If the S&P 500 has a favorite month, September certainly won't be it. Historically the index has always had problems this time of year. This is what is known in the market as the "September effect." And judging by a couple of technical indicators, the effects this year are likely to be harsh. So in today's lesson for your investment training, we're going to look at what it can mean for the markets and how we can prepare for a difficult month...
What is the September effect?
If we look at the average monthly profitability of the S&P 500 since 1928, we see how September produces the largest drop on average, close to 1%. There are only two more months in which the average was negative, in February and May. Although its falls compared to those of September are minimal, barely touching 0,10%. The rest of the months, on average, recorded profits.
The September effect has also occurred in the world's main stock markets and in the other major US indices. Nasdaq has seen an average decline of 0,6% in the month since it began trading in 1971. And the Dow Jones Industrial Average has seen an average decline of 0,7% in the month of September between 1950 and 2020.
It is curious that such weakness is repeated year after year. We could expect investors to anticipate the coming decline and position themselves to take advantage of it, for example by selling in August ahead of expected weakness in September. However, even over the past 25 years, the S&P 500 has continued its September streak, with an average decline of 0,7%. In 2021, in fact, the losses in September were especially strong, losing 4,7%, after seven consecutive months of profits.
What drives these sales?
If the historical weakness of the market in September is clear, its causes are not so clear. Some say these losses occur when managers of large investment funds return from summer vacation and get rid of assets they don't like. Logic tells us that these movements cause new selling pressure, which causes the markets to go down. Some say the desire to sell builds during the summer, when market volume is thin. And there is also another factor. When people return from summer vacation with credit card bills to pay, many look to sell some stocks to pay them off.

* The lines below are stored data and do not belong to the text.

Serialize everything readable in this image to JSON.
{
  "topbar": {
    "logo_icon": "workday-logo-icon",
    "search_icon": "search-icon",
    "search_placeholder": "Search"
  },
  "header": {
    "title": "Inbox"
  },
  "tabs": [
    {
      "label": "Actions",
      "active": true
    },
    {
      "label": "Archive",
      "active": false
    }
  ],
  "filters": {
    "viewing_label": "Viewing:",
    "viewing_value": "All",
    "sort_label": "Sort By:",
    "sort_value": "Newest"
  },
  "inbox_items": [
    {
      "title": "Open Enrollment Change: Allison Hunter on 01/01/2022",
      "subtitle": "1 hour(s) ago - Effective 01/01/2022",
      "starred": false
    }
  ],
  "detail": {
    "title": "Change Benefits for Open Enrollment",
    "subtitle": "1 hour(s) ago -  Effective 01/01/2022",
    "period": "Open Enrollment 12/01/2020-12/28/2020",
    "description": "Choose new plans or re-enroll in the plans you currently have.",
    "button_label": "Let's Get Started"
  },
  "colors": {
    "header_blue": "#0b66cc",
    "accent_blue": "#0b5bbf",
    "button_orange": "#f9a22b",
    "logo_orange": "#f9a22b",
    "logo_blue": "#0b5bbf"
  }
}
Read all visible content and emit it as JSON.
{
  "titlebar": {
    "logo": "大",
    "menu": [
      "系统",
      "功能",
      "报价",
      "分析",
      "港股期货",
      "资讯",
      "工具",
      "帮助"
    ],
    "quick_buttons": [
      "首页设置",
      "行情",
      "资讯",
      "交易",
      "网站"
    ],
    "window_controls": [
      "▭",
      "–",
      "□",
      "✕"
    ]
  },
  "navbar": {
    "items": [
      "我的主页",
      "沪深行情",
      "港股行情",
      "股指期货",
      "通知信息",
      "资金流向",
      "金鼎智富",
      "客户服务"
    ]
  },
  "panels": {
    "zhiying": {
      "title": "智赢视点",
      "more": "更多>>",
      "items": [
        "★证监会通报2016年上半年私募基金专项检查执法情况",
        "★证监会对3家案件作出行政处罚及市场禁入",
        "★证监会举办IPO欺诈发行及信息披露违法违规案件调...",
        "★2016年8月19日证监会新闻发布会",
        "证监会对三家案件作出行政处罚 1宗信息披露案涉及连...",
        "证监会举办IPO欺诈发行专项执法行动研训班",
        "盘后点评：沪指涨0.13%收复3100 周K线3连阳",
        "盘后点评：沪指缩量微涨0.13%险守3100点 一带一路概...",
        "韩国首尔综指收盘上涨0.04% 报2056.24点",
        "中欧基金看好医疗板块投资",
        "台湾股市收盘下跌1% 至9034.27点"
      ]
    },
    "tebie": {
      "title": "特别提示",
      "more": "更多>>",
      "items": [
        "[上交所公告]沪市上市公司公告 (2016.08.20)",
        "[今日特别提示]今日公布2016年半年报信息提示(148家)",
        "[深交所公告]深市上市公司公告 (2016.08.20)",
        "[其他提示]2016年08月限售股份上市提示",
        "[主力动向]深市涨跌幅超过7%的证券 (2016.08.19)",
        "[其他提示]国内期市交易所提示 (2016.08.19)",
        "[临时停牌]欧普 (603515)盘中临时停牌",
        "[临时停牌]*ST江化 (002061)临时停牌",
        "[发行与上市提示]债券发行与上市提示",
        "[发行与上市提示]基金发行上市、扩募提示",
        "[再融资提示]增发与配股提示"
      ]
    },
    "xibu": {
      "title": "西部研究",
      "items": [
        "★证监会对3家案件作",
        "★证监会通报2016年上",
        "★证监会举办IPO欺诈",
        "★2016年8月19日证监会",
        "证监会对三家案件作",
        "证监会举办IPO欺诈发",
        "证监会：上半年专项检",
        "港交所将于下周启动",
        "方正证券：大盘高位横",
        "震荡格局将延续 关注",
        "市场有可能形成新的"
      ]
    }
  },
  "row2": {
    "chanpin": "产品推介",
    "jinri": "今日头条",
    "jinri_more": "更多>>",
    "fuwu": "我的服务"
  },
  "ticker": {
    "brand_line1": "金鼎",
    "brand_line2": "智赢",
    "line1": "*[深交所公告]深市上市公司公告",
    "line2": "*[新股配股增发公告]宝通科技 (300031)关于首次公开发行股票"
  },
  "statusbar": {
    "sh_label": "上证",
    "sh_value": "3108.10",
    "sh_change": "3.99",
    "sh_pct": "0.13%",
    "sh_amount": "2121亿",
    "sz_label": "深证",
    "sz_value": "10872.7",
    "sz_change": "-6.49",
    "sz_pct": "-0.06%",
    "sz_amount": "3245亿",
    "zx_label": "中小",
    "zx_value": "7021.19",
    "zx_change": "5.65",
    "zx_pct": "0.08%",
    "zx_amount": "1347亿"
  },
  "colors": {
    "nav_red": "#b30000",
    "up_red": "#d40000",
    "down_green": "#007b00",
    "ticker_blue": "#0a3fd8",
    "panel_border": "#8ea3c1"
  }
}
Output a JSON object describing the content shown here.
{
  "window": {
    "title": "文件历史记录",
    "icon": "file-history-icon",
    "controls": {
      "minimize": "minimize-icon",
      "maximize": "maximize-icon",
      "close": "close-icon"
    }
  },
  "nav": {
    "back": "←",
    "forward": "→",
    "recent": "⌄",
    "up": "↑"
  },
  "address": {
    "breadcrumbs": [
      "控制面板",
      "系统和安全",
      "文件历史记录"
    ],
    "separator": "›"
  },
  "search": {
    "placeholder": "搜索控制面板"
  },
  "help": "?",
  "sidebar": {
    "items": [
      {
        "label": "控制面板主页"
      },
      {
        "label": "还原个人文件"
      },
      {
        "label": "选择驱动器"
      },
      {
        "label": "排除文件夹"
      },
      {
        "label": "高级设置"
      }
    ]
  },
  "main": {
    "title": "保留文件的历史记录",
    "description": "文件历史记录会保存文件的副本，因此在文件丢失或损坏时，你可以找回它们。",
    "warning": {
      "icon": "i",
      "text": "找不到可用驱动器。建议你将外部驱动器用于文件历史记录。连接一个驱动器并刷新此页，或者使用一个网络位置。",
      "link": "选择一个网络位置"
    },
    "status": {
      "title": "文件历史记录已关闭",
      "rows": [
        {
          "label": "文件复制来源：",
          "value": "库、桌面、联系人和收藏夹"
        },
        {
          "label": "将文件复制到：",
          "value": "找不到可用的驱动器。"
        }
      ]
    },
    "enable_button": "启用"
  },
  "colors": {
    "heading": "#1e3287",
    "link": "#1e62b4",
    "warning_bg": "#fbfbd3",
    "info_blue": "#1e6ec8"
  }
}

What can happen in September?臘♂️
What will influence stocks the most this September will be the Federal Reserve and its upcoming interest rate decision as they try to control the inflation of the country without taking down the entire economy. A bigger-than-expected rise would likely send the stock lower. A smaller rise would likely send the stock higher. Let's take a look at the 200 period moving average (yellow line). It is a useful indicator for our investment training because it helps us identify long-term trends and possible changes in direction.
The moving average also serves as support or resistance for an asset, in this case, the S&P 500. On the chart we can see that the S&P 500 (white and red candles) has risen to the yellow line of the moving average, but He has not been able to overcome it so far. In other words, the 200-day moving average appears to be acting as a resistance level for the S&P 500. Trend lines are another very useful technical tool for your investment training. It helps us analyze prices in short and long-term time horizons. We can consider a trend line one that connects at least two points on a chart and is usually expanded to see where we can find resistance and support in the future. The trend line (in red) starts from the maximum of January 2022, connects with the decreasing maximum of March 2022 and touches it again to 4.337 points on August 16. He managed to get close, but was unable to overcome this level of resistance.
Now that we have seen two useful tools for our investment training, we have seen how the 200 period moving average is acting as a resistance to beat, just as the downtrend line has been rejected from the 2022 high. In other words , the September effect will most likely still be alive this year.
How can we take advantage of this opportunity?
September is only one month of the year, and if our focus is on long-term investing, monthly market movements should not worry us. Of course, if you are worried about the possibility of the market continuing to suffer losses over the next eight weeks, we have the possibility of taking advantage of these short-term movements. For example, we could short the ETF SPDR S&P 500 (SPY) or in the Invesco QQQ ETF (QQQ).
If the S&P 500 manages to break through the 200-day moving average and the bearish trend that we have drawn above, that could tell us that the market could be ready to start an uptrend. Remember to review the advice we have given you for your investment training. You can use these indicators as a guide to establish entry and exit levels.